Одиночество как сила

   
   Говорят, как заученную фразу, что 1'union fait la force (В единении -- сила (фр.).). Человечество погибло бы, если бы снова, как некогда, утратило теперешнее общение духа. Обмен мысли позволяет каждой точке земли жить творческой силой всей ее поверхности, отдельному человеку -- всеми средствами человечества. Только единение мысли позволяет формуле прогресса приобретать то могущество, которое в механике массе дает ускорение. Потерять этого рода единство -- было бы крушением человеческого господства на земле. Говорят много хороших вещей о единстве, припоминают басню Эзопа о пучке палок и пр.
   Все это так. Единение -- благо, однако и тут должна быть соблюдена мера, которая обеспечивала бы разум явления.
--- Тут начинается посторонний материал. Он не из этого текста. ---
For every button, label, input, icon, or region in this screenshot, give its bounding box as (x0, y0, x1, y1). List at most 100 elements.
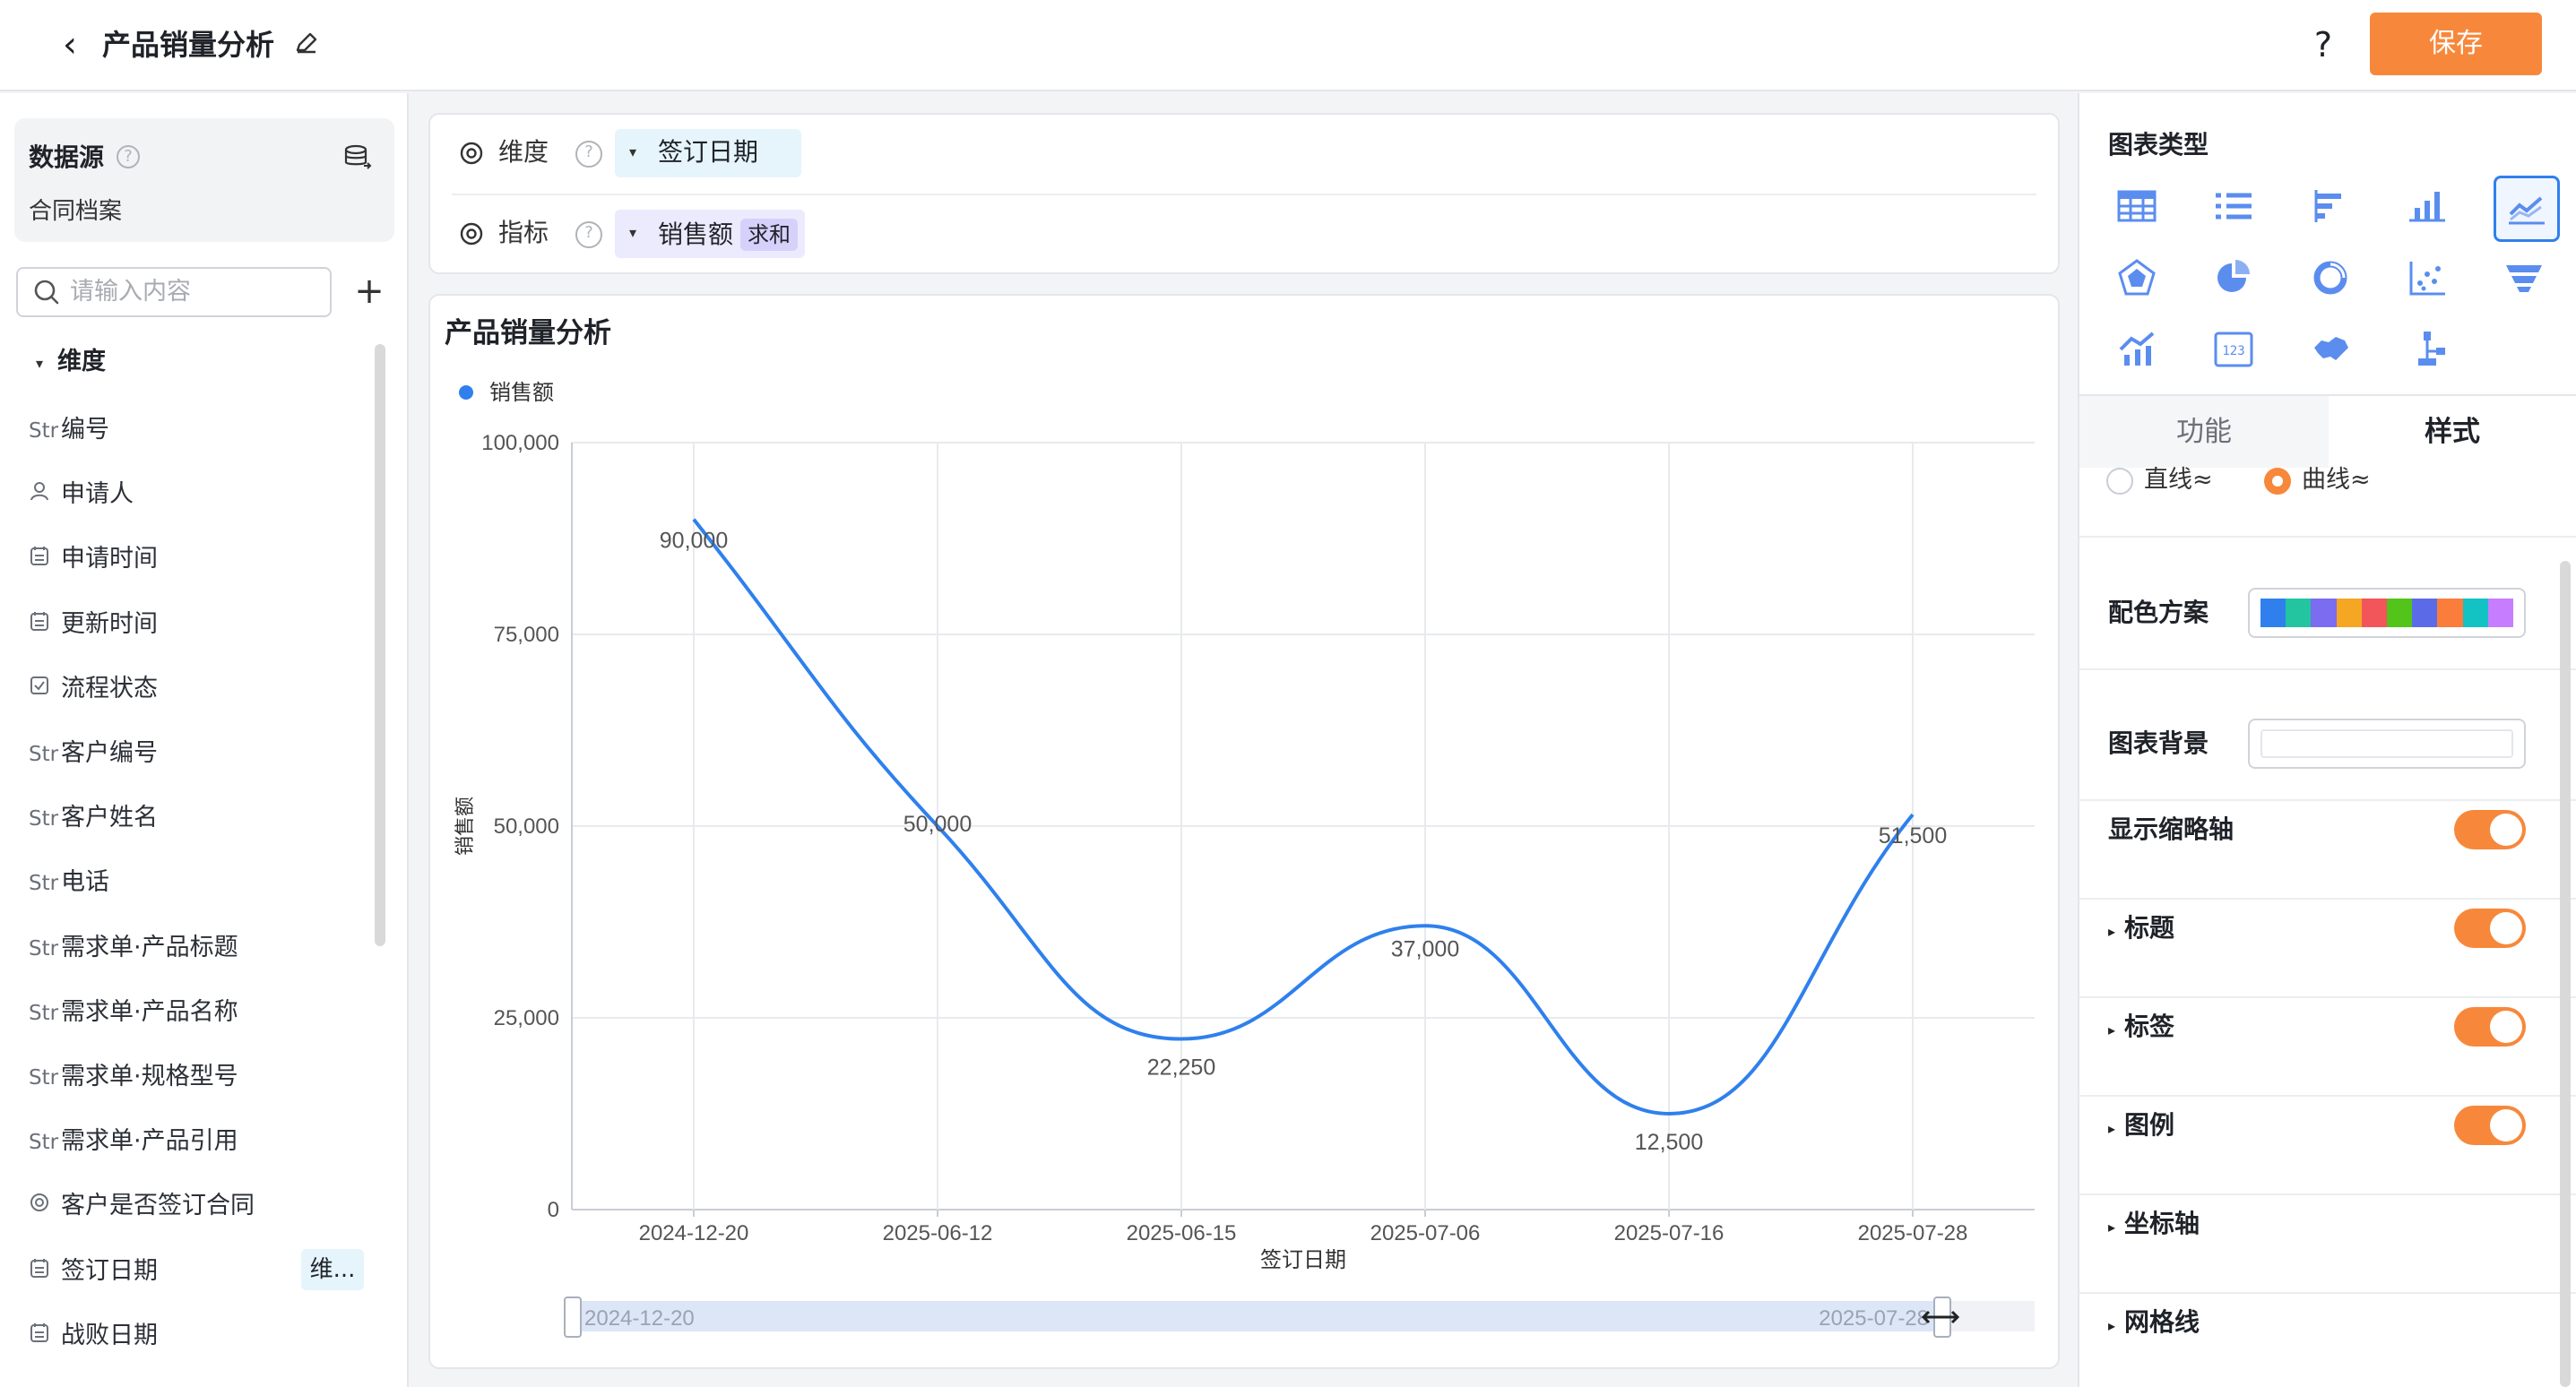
aggregation-badge[interactable]: 求和 (740, 219, 798, 251)
line-chart: 0 25,000 50,000 75,000 100,000 2024-12-20 2025… (454, 431, 2035, 1338)
data-label: 51,500 (1879, 823, 1947, 849)
chart-type-table-icon[interactable] (2106, 176, 2167, 237)
setting-row-label[interactable]: ▸ 标签 (2108, 1009, 2174, 1048)
zoom-handle-left (564, 1297, 582, 1338)
dimension-field-item[interactable]: 签订日期 (29, 1253, 158, 1289)
chart-type-bar-horizontal-icon[interactable] (2300, 176, 2361, 237)
dimension-field-item[interactable]: 客户是否签订合同 (29, 1188, 255, 1224)
dimension-field-item[interactable]: 更新时间 (29, 607, 158, 642)
setting-row-label[interactable]: ▸ 坐标轴 (2108, 1206, 2200, 1245)
dimension-field-item[interactable]: Str 编号 (29, 412, 109, 448)
chart-type-pie-icon[interactable] (2203, 247, 2264, 308)
dimension-field-item[interactable]: 战败日期 (29, 1318, 158, 1354)
field-label: 电话 (61, 868, 109, 897)
dimension-field-item[interactable]: Str 需求单·产品引用 (29, 1124, 238, 1159)
x-tick-label: 2024-12-20 (639, 1221, 749, 1245)
dimension-label: 维度 (498, 137, 549, 167)
palette-swatch (2487, 599, 2514, 627)
setting-toggle-switch[interactable] (2454, 909, 2526, 948)
measure-target-icon (459, 221, 484, 246)
y-tick-label: 75,000 (494, 623, 559, 647)
setting-row-label[interactable]: ▸ 图例 (2108, 1107, 2174, 1147)
dimension-field-item[interactable]: Str 客户姓名 (29, 800, 158, 836)
settings-scrollbar[interactable] (2560, 561, 2571, 1387)
expand-triangle-icon[interactable]: ▸ (2108, 1120, 2115, 1137)
straight-line-label[interactable]: 直线≈ (2144, 462, 2213, 498)
dropdown-triangle-icon[interactable]: ▾ (629, 224, 636, 241)
chart-type-donut-icon[interactable] (2300, 247, 2361, 308)
help-circle-icon[interactable]: ? (575, 221, 602, 248)
dimension-field-item[interactable]: Str 电话 (29, 865, 109, 900)
chart-type-radar-icon[interactable] (2106, 247, 2167, 308)
setting-toggle-switch[interactable] (2454, 810, 2526, 849)
calendar-icon (29, 1320, 61, 1356)
dimension-field-item[interactable]: Str 客户编号 (29, 736, 158, 771)
checkbox-icon (29, 673, 61, 709)
field-list-scrollbar[interactable] (375, 344, 385, 946)
palette-swatch (2311, 599, 2337, 627)
string-type-icon: Str (29, 1066, 59, 1090)
help-circle-icon[interactable]: ? (117, 145, 140, 168)
setting-row-label[interactable]: ▸ 标题 (2108, 910, 2174, 950)
string-type-icon: Str (29, 419, 59, 443)
dimension-field-item[interactable]: Str 需求单·产品名称 (29, 995, 238, 1030)
dimension-field-item[interactable]: Str 需求单·产品标题 (29, 930, 238, 966)
field-label: 编号 (61, 416, 109, 444)
field-label: 签订日期 (61, 1256, 158, 1285)
dimension-field-item[interactable]: 申请时间 (29, 541, 158, 577)
y-tick-label: 50,000 (494, 814, 559, 839)
chart-type-bar-vertical-icon[interactable] (2397, 176, 2458, 237)
measure-tag-label: 销售额 (658, 220, 734, 249)
expand-triangle-icon[interactable]: ▸ (2108, 1021, 2115, 1038)
curve-line-radio[interactable] (2264, 468, 2291, 495)
help-circle-icon[interactable]: ? (575, 141, 602, 168)
background-swatch (2260, 729, 2513, 758)
divider (2079, 1095, 2576, 1097)
zoom-start-label: 2024-12-20 (584, 1306, 695, 1331)
chart-type-scatter-icon[interactable] (2397, 247, 2458, 308)
chart-type-tree-icon[interactable] (2397, 319, 2458, 380)
y-tick-label: 100,000 (481, 431, 559, 455)
expand-triangle-icon[interactable]: ▸ (2108, 1317, 2115, 1334)
dimension-field-item[interactable]: 流程状态 (29, 671, 158, 707)
dropdown-triangle-icon[interactable]: ▾ (629, 143, 636, 160)
data-label: 90,000 (660, 529, 728, 554)
chart-type-line-bar-combo-icon[interactable] (2106, 319, 2167, 380)
y-tick-label: 25,000 (494, 1006, 559, 1030)
setting-toggle-switch[interactable] (2454, 1106, 2526, 1145)
search-placeholder: 请输入内容 (70, 278, 191, 306)
field-label: 需求单·产品引用 (61, 1127, 238, 1156)
save-button[interactable]: 保存 (2370, 13, 2542, 75)
help-icon[interactable]: ? (2304, 23, 2343, 66)
dimension-group-heading[interactable]: 维度 (57, 344, 106, 380)
divider (2079, 1292, 2576, 1294)
field-label: 更新时间 (61, 609, 158, 638)
expand-triangle-icon[interactable]: ▸ (2108, 1219, 2115, 1236)
chart-type-funnel-icon[interactable] (2494, 247, 2554, 308)
dimension-tag-label: 签订日期 (658, 137, 759, 167)
tab-function[interactable]: 功能 (2079, 396, 2329, 468)
page-title: 产品销量分析 (102, 28, 275, 62)
chart-type-number-card-icon[interactable]: 123 (2203, 319, 2264, 380)
tab-style[interactable]: 样式 (2329, 396, 2576, 468)
setting-row-label[interactable]: ▸ 网格线 (2108, 1305, 2200, 1344)
straight-line-radio[interactable] (2106, 468, 2133, 495)
collapse-triangle-icon[interactable]: ▾ (36, 355, 43, 372)
setting-label: 标签 (2124, 1012, 2175, 1041)
curve-line-label[interactable]: 曲线≈ (2302, 462, 2371, 498)
dimension-field-item[interactable]: Str 需求单·规格型号 (29, 1059, 238, 1095)
setting-toggle-switch[interactable] (2454, 1007, 2526, 1047)
back-arrow-icon[interactable]: ‹ (50, 25, 90, 65)
dimension-field-item[interactable]: 申请人 (29, 477, 134, 513)
y-axis-title: 销售额 (454, 797, 477, 856)
chart-type-list-icon[interactable] (2203, 176, 2264, 237)
chart-type-map-icon[interactable] (2300, 319, 2361, 380)
setting-label: 坐标轴 (2124, 1209, 2200, 1238)
expand-triangle-icon[interactable]: ▸ (2108, 923, 2115, 940)
chart-type-line-icon[interactable] (2494, 176, 2560, 242)
edit-pencil-icon[interactable] (292, 29, 321, 57)
add-field-icon[interactable]: + (351, 269, 387, 314)
setting-row-label: 显示缩略轴 (2108, 812, 2234, 848)
database-switch-icon[interactable] (342, 142, 373, 172)
palette-label: 配色方案 (2108, 598, 2209, 627)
Сказать, что единство мысли всегда полезно, было бы большой ошибкой. При широком обмене мыслей нередко берут верх не лучшие из них. Часто наслоение предвзятых идей создает очень вредное и в то же время неодолимое внушение, которое не только не способствует прогрессу, но прямо-таки останавливает его. Вся так называемая ложная ученость, суеверия философских и фанатизм религиозных школ создались именно чрезмерным единством мнений: невежество, как справедливо заметил Руссо, ближе к истине, чем предрассудок, а предрассудок всегда создается умственным объединением толпы. "Силен бываешь только тогда, когда один", -- говорил благородный д-р Штокман у Ибсена. Великие вероучители и вожди человечества обыкновенно были одиноки -- и никогда мысль их не была блистательнее, чем в это время. Но даже святые истины теряли в глубине и ясности, когда делались достоянием многих. Ничто великое -- ни картина, ни статуя, ни архитектурное здание, ни трагедия, ни ученый трактат -- ничто совершенное не выходило иначе, как из одиноких рук. Даже мир можно понимать созданным не иначе, как одной Волей.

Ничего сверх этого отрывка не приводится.